What to Do With Your FSA Contributions If Your Day Care Center Is Closed

The physical distancing measures triggered by the coronavirus pandemic have made all your childcare plans uncertain. Will your kindergarten reopen? If so, would it be safe to send your children there ? What will happen to before and after school? And if you were planning on paying for all of this with the Flexible Dependent Care Cost Account (FSA), you’re probably wondering if you might be losing some of the money you put aside to make it easier to pay those costs.

What’s new in the FSA

In light of the pandemic, the IRS has adjusted its rules to make it easier for people to get the benefits they need.
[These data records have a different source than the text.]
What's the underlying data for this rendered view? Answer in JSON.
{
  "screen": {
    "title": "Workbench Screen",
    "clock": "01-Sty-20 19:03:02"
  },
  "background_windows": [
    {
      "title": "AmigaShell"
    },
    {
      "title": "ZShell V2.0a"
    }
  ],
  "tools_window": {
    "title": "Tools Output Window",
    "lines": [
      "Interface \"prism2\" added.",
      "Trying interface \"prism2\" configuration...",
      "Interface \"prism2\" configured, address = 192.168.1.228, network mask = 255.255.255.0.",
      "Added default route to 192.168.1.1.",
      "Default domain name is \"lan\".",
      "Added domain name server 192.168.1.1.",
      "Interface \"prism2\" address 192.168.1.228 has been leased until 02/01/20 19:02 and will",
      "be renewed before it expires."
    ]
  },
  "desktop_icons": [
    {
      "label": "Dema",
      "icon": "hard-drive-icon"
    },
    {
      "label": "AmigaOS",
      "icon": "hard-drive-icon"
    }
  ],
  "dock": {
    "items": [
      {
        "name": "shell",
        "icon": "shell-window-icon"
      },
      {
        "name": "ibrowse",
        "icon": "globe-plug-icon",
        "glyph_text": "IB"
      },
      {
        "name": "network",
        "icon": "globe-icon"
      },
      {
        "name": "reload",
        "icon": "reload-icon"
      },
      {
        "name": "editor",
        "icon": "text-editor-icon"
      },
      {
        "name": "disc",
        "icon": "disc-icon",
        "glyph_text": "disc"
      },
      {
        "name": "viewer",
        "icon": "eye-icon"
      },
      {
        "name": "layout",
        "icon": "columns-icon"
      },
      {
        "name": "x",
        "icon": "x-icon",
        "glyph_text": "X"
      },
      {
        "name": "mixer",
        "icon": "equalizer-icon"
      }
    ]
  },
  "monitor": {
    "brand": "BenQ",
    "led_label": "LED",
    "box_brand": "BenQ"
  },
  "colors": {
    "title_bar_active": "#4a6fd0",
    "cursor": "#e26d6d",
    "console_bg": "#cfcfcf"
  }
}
Employers now have the ability to offer their employees a mid-year open enrollment period, allowing people to change, add, or remove health insurance and related coverage without having to prove they had a related life event to warrant change.

Watch out for two other changes that may affect your FSA:

  • If your employer allows you to carry over unused funds to the next year, you can now roll over $ 550 instead of $ 500. The maximum contributions are the same: $ 2,750 per family for FSA health coverage and $ 5,000 for dependents.
  • If your employer offers a grace period, meaning you have a few extra months to spend last year, he can now give you until the end of 2020 to spend those contributions.

Your employer can only offer one of these options if they offer something in this regard.

“The new regulation is an attempt to remove some of the FSA’s restrictions,” said Craig Keohan, director of revenue for HSA services company HealthSavings . “In many ways, the changes highlight the FSA’s limitations because it is an employer-sponsored use-or-lose fund.”

These changes are not automatic

If your employer is announcing another open enrollment period, this is a great opportunity to examine your medical and dependent care needs and adjust your coverage to match your finances. But there is no guarantee that your employer will make an offer.

“The FSA is really owned and developed by an employer,” said Shobin Uralil, co-founder and chief operating officer of Lively, a health savings account company. “There are many regulatory compliance issues an employer needs to consider.” He explained that during a pandemic, employers will not be able to take on this extra work.

If you are worried about your contribution settings or overall benefit coverage right now, don’t wait to hear more from your HR department – ask them if they will be running another enrollment period. And keep in mind that there may be other changes in the future.

“We work in a world where there is more unknown than known,” Uralil said. “I don’t think we have heard the latest IRS news on the coronavirus.”

What if you can change your benefits

If you don’t think you’ll need babysitting anytime soon – or if you need some extra cash in your pocket right now – Uralil said you might want to stop making contributions. Just keep in mind that the cash in your paycheck will be tax deductible as opposed to your FSA contribution.

But if you think you need help before the end of the year, you can keep your current contribution level or even increase it.

And if your employer renews this enrollment period, it might be worth considering other options for your coverage. If you can switch to a high deductible health plan, you can open a Health Savings Account (HSA) that allows you to save pre-tax dollars without worrying about “spend or lose” – your premiums will stay with you year after year. year even if you quit your job.

This may not help with your immediate childcare costs, but shifting your medical contributions can provide some long-term stability and comfort in the face of these short-term fluctuations.